Paralelamente ao eventual interesse de acadêmicos não-indígenas sobre a língua Puri, integrantes da própria etnia têm se mobilizado, desde o início do século XXI, para reverter o quadro de subordinação linguística resultante dos processos de expropriação de territórios indígenas e perseguição a essas culturas.

A primeira ação nesse sentido, ocorre na comunidade de Araponga, em Minas Gerais, no cenário da Dança de Caboclos. Também nomeada pelos Puri da região como “Folguedo dos Arrepiados”, em menção ao apelido que os Puri historicamente receberam no local, a dança representa a preparação de um guerreiro, expressando habilidade para a caça, luta e fuga.
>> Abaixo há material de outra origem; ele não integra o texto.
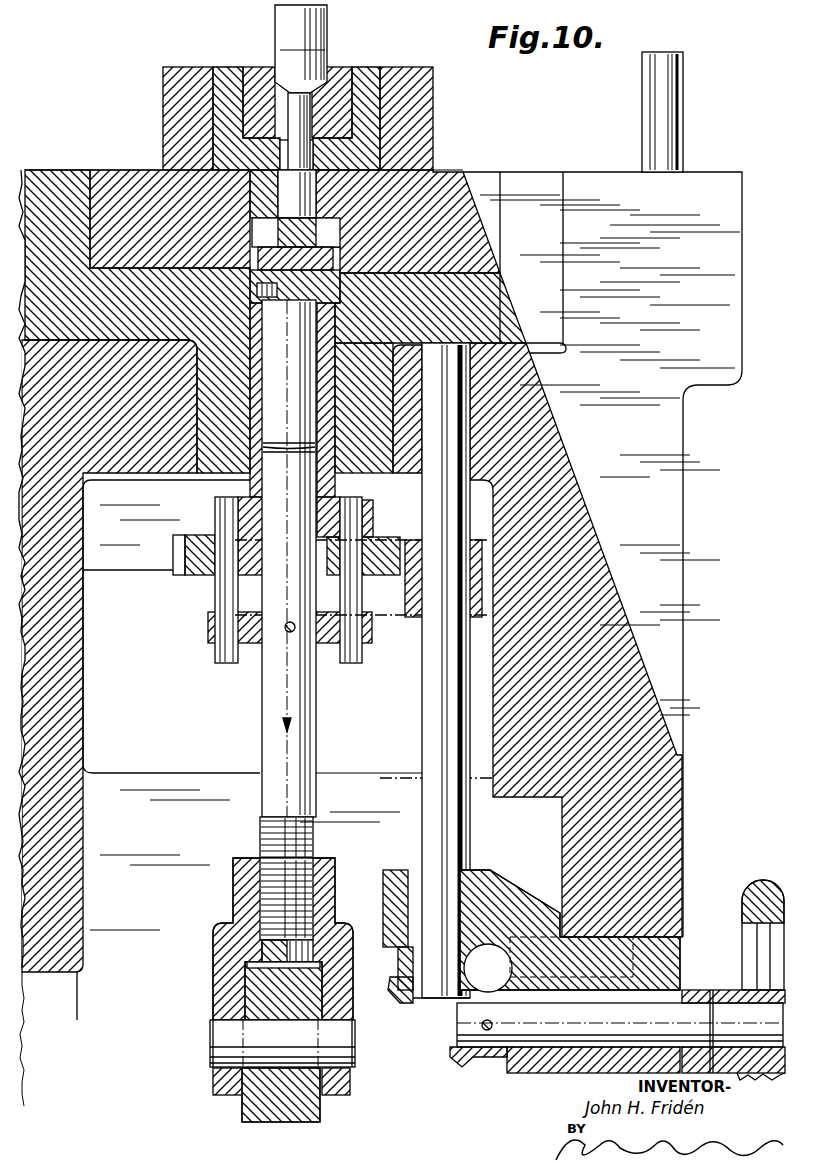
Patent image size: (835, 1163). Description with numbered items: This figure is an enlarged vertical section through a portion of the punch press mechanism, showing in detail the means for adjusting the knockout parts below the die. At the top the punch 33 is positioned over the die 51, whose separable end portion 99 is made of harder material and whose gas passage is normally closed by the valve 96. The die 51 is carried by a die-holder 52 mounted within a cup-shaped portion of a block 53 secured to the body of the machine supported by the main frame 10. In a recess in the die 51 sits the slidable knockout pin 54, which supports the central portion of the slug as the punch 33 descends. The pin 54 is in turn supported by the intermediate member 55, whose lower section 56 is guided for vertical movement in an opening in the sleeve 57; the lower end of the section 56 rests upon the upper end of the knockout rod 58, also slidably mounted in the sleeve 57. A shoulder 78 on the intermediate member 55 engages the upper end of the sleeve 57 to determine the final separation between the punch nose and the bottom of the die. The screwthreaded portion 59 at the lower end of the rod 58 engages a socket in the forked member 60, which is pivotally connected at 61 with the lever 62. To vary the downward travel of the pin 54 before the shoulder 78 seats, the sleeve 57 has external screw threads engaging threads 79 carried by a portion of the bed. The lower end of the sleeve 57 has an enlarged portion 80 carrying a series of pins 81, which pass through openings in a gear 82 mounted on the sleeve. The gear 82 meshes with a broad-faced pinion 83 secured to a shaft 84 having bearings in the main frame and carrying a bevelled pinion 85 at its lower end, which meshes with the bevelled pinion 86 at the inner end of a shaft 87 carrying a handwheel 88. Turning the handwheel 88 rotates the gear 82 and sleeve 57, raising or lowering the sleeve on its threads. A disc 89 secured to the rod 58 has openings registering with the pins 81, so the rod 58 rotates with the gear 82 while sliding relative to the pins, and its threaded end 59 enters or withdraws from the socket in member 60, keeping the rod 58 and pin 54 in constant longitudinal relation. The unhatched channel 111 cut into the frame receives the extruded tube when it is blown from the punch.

Ginico Lopes foi quem encabeçou a organização da dança por décadas, até sua morte em 1990. Seis anos depois, seu filho Jurandir assume o lugar que o pai deixara vago. A partir de uma canção que aprendera com o pai, Jurandir Puri produz uma versão dela para a língua Puri, utilizando registros de oralidade Puri, datados do século XIX, somados à sobrevivência de algumas palavras na oralidade local. Assim surge o canto Ho puri, ah lekah tschoreh (Ô puri, eu moro na mata). Alguns anos mais tarde, Jurandir acrescentou alguns versos em Puri a um canto ancestral registrado no século XIX, o Ho bugure itanaji (Inimigos Vencidos).[2]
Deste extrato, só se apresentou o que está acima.